Mais qui donc peut s’intéresser à ces vénérables Images sur lesquelles pourtant le monde a vécu, et qui voudrait s’efforcer de les comprendre ? Un travail tel que celui-ci ne souffre guère qu’on les écarte, et comment échapper à la décourageante certitude qu’on ne sera pas entendu ?

Ils ont l’air parfois si contradictoires, ces vocables, familiers ou rares, dont le sens littéral est si divers et l’acception spirituelle si invariable, qui disent tous à leur manière la Substance infinie et qui ne sont que des voiles d’un tissu changeant au devant du même tabernacle !

On est tenté de les croire incohérents ou capricieux parce qu’ils se précipitent quelquefois les uns sur les autres et qu’ils semblent tour à tour se dévorer ou s’enlacer amoureusement. Quand on les regarde avec fixité, ils se compénètrent soudain et se coalisent en un seul front pour se multiplier derechef aussitôt qu’on s’efforce de les saisir.

Et quand, plein de lassitude, on s’en détourne pour contempler de vaines ombres dans les miroirs énigmatiques de cet univers, ils arrivent insidieusement, comme des obsesseurs très-subtils, et ils environnent l’esprit de leurs tranchées silencieuses…

On a beau savoir qu’ils sont les flots d’un identique Océan et qu’ils ne peuvent rompre les digues de l’Unité absolue, l’ondoyance perpétuelle de leurs aspects et le conflit apparent de leurs couleurs déconcertent infailliblement l’orientation la plus attentive.

Il faut prendre son parti de n’obtenir jamais que d’intermittents éclairs, car Jésus lui-même, venu, disait-il, pour tout « accomplir », ne s’exprima qu’en paraboles et similitudes.

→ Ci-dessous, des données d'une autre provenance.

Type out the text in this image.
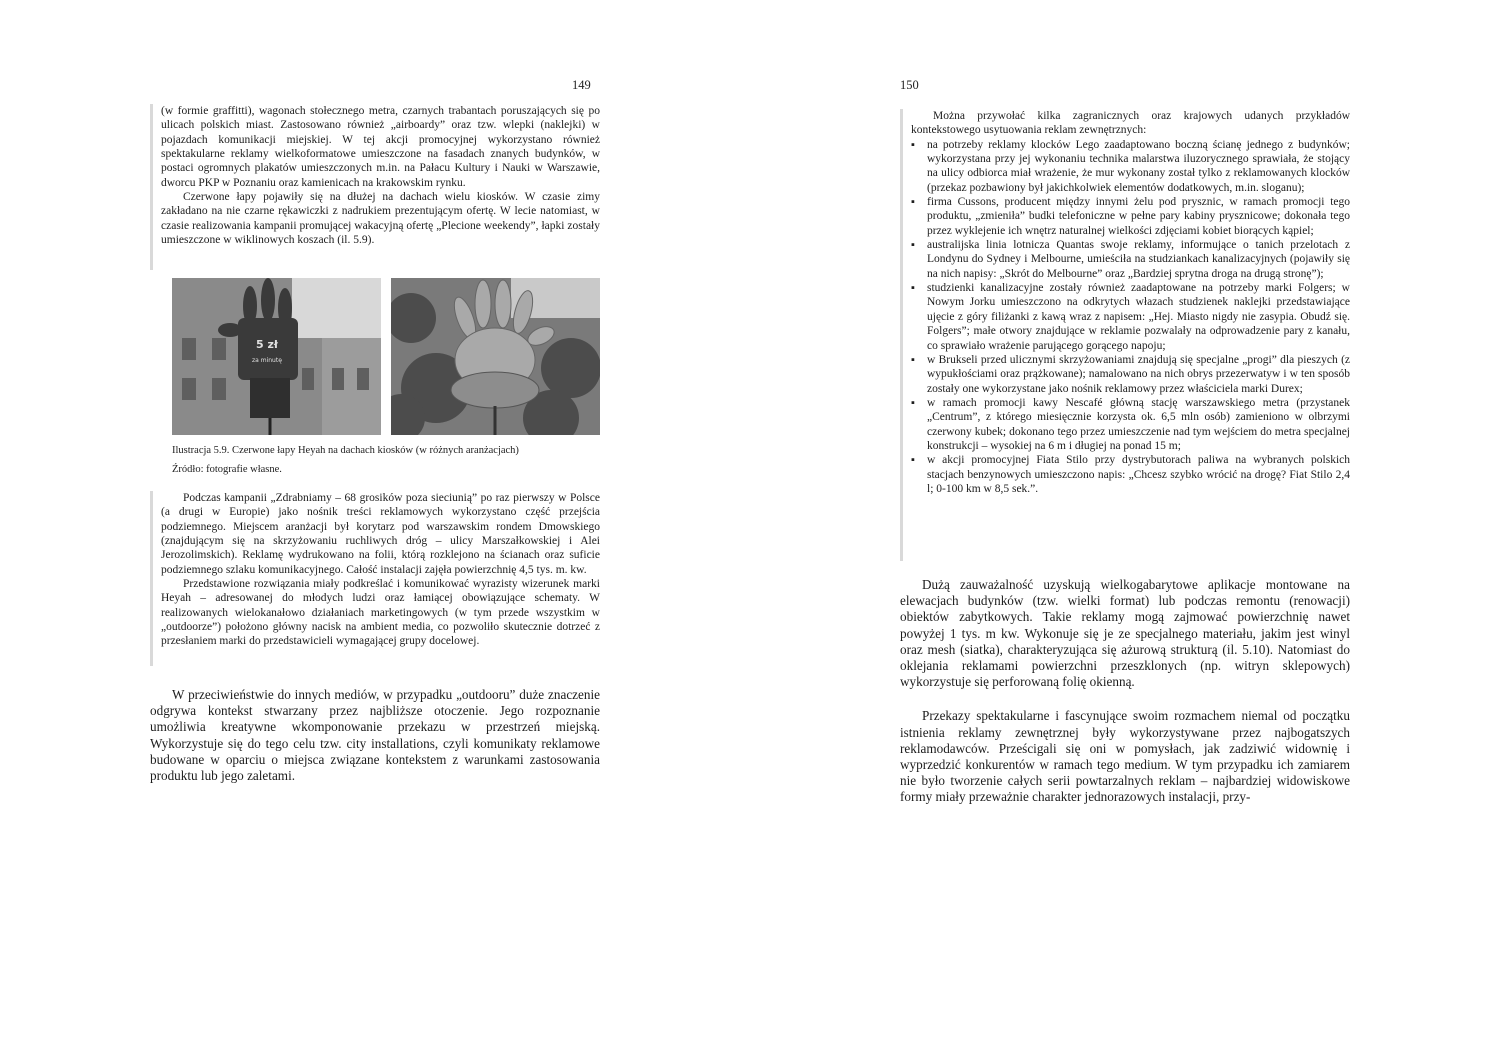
149

(w formie graffitti), wagonach stołecznego metra, czarnych trabantach poruszających się po ulicach polskich miast. Zastosowano również „airboardy” oraz tzw. wlepki (naklejki) w pojazdach komunikacji miejskiej. W tej akcji promocyjnej wykorzystano również spektakularne reklamy wielkoformatowe umieszczone na fasadach znanych budynków, w postaci ogromnych plakatów umieszczonych m.in. na Pałacu Kultury i Nauki w Warszawie, dworcu PKP w Poznaniu oraz kamienicach na krakowskim rynku.

Czerwone łapy pojawiły się na dłużej na dachach wielu kiosków. W czasie zimy zakładano na nie czarne rękawiczki z nadrukiem prezentującym ofertę. W lecie natomiast, w czasie realizowania kampanii promującej wakacyjną ofertę „Plecione weekendy”, łapki zostały umieszczone w wiklinowych koszach (il. 5.9).

5 zł
za minutę
Ilustracja 5.9. Czerwone łapy Heyah na dachach kiosków (w różnych aranżacjach)
Źródło: fotografie własne.

Podczas kampanii „Zdrabniamy – 68 grosików poza sieciunią” po raz pierwszy w Polsce (a drugi w Europie) jako nośnik treści reklamowych wykorzystano część przejścia podziemnego. Miejscem aranżacji był korytarz pod warszawskim rondem Dmowskiego (znajdującym się na skrzyżowaniu ruchliwych dróg – ulicy Marszałkowskiej i Alei Jerozolimskich). Reklamę wydrukowano na folii, którą rozklejono na ścianach oraz suficie podziemnego szlaku komunikacyjnego. Całość instalacji zajęła powierzchnię 4,5 tys. m. kw.

Przedstawione rozwiązania miały podkreślać i komunikować wyrazisty wizerunek marki Heyah – adresowanej do młodych ludzi oraz łamiącej obowiązujące schematy. W realizowanych wielokanałowo działaniach marketingowych (w tym przede wszystkim w „outdoorze”) położono główny nacisk na ambient media, co pozwoliło skutecznie dotrzeć z przesłaniem marki do przedstawicieli wymagającej grupy docelowej.

W przeciwieństwie do innych mediów, w przypadku „outdooru” duże znaczenie odgrywa kontekst stwarzany przez najbliższe otoczenie. Jego rozpoznanie umożliwia kreatywne wkomponowanie przekazu w przestrzeń miejską. Wykorzystuje się do tego celu tzw. city installations, czyli komunikaty reklamowe budowane w oparciu o miejsca związane kontekstem z warunkami zastosowania produktu lub jego zaletami.

150

Można przywołać kilka zagranicznych oraz krajowych udanych przykładów kontekstowego usytuowania reklam zewnętrznych:

▪ na potrzeby reklamy klocków Lego zaadaptowano boczną ścianę jednego z budynków; wykorzystana przy jej wykonaniu technika malarstwa iluzorycznego sprawiała, że stojący na ulicy odbiorca miał wrażenie, że mur wykonany został tylko z reklamowanych klocków (przekaz pozbawiony był jakichkolwiek elementów dodatkowych, m.in. sloganu);
▪ firma Cussons, producent między innymi żelu pod prysznic, w ramach promocji tego produktu, „zmieniła” budki telefoniczne w pełne pary kabiny prysznicowe; dokonała tego przez wyklejenie ich wnętrz naturalnej wielkości zdjęciami kobiet biorących kąpiel;
▪ australijska linia lotnicza Quantas swoje reklamy, informujące o tanich przelotach z Londynu do Sydney i Melbourne, umieściła na studziankach kanalizacyjnych (pojawiły się na nich napisy: „Skrót do Melbourne” oraz „Bardziej sprytna droga na drugą stronę”);
▪ studzienki kanalizacyjne zostały również zaadaptowane na potrzeby marki Folgers; w Nowym Jorku umieszczono na odkrytych włazach studzienek naklejki przedstawiające ujęcie z góry filiżanki z kawą wraz z napisem: „Hej. Miasto nigdy nie zasypia. Obudź się. Folgers”; małe otwory znajdujące w reklamie pozwalały na odprowadzenie pary z kanału, co sprawiało wrażenie parującego gorącego napoju;
▪ w Brukseli przed ulicznymi skrzyżowaniami znajdują się specjalne „progi” dla pieszych (z wypukłościami oraz prążkowane); namalowano na nich obrys przezerwatyw i w ten sposób zostały one wykorzystane jako nośnik reklamowy przez właściciela marki Durex;
▪ w ramach promocji kawy Nescafé główną stację warszawskiego metra (przystanek „Centrum”, z którego miesięcznie korzysta ok. 6,5 mln osób) zamieniono w olbrzymi czerwony kubek; dokonano tego przez umieszczenie nad tym wejściem do metra specjalnej konstrukcji – wysokiej na 6 m i długiej na ponad 15 m;
▪ w akcji promocyjnej Fiata Stilo przy dystrybutorach paliwa na wybranych polskich stacjach benzynowych umieszczono napis: „Chcesz szybko wrócić na drogę? Fiat Stilo 2,4 l; 0-100 km w 8,5 sek.”.

Dużą zauważalność uzyskują wielkogabarytowe aplikacje montowane na elewacjach budynków (tzw. wielki format) lub podczas remontu (renowacji) obiektów zabytkowych. Takie reklamy mogą zajmować powierzchnię nawet powyżej 1 tys. m kw. Wykonuje się je ze specjalnego materiału, jakim jest winyl oraz mesh (siatka), charakteryzująca się ażurową strukturą (il. 5.10). Natomiast do oklejania reklamami powierzchni przeszklonych (np. witryn sklepowych) wykorzystuje się perforowaną folię okienną.

Przekazy spektakularne i fascynujące swoim rozmachem niemal od początku istnienia reklamy zewnętrznej były wykorzystywane przez najbogatszych reklamodawców. Prześcigali się oni w pomysłach, jak zadziwić widownię i wyprzedzić konkurentów w ramach tego medium. W tym przypadku ich zamiarem nie było tworzenie całych serii powtarzalnych reklam – najbardziej widowiskowe formy miały przeważnie charakter jednorazowych instalacji, przy-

L’interprétation des Textes sacrés fut autrefois considérée comme le plus glorieux effort de l’esprit humain, puisqu’au témoignage de l’infaillible Salomon, la « gloire de Dieu est de cacher sa parole[1] ».

C’était, alors, le temps des maîtres et le règne tranquille des spéculations d’en haut. Maintenant, c’est l’heure des domestiques et la victoire décisive des curiosités d’en bas.

Il est donc au moins superflu d’espérer un peu d’attention et je me garderais soigneusement d’y prétendre, si je ne savais pas qu’on meurt de faim dans les étables du Pasteur et qu’un grand nombre de voix réclament déjà la clef du siècle prochain où les indigents supposent que la Providence a mis en réserve le rassasiement des esprits.

J’ai la douleur de ne pouvoir proposer à mes ambitieux contemporains un révélateur authentique. La conciergerie des Mystères n’est pas mon emploi et je n’ai pas reçu la consignation des Choses futures. Les prophètes actuels sont, d’ailleurs, si complètement dénués de miracles qu’il parait impossible de les discerner.

Mais s’il est vrai qu’on en demande, par une conséquence naturelle de ce point de foi qu’il doit en venir un jour, je voudrais savoir pourquoi on ne les demande jamais à l’unique peuple d’où sont sortis tous les Secrétaires des Commandements de Dieu.


  1. Proverbes, chap. 25, v. 2.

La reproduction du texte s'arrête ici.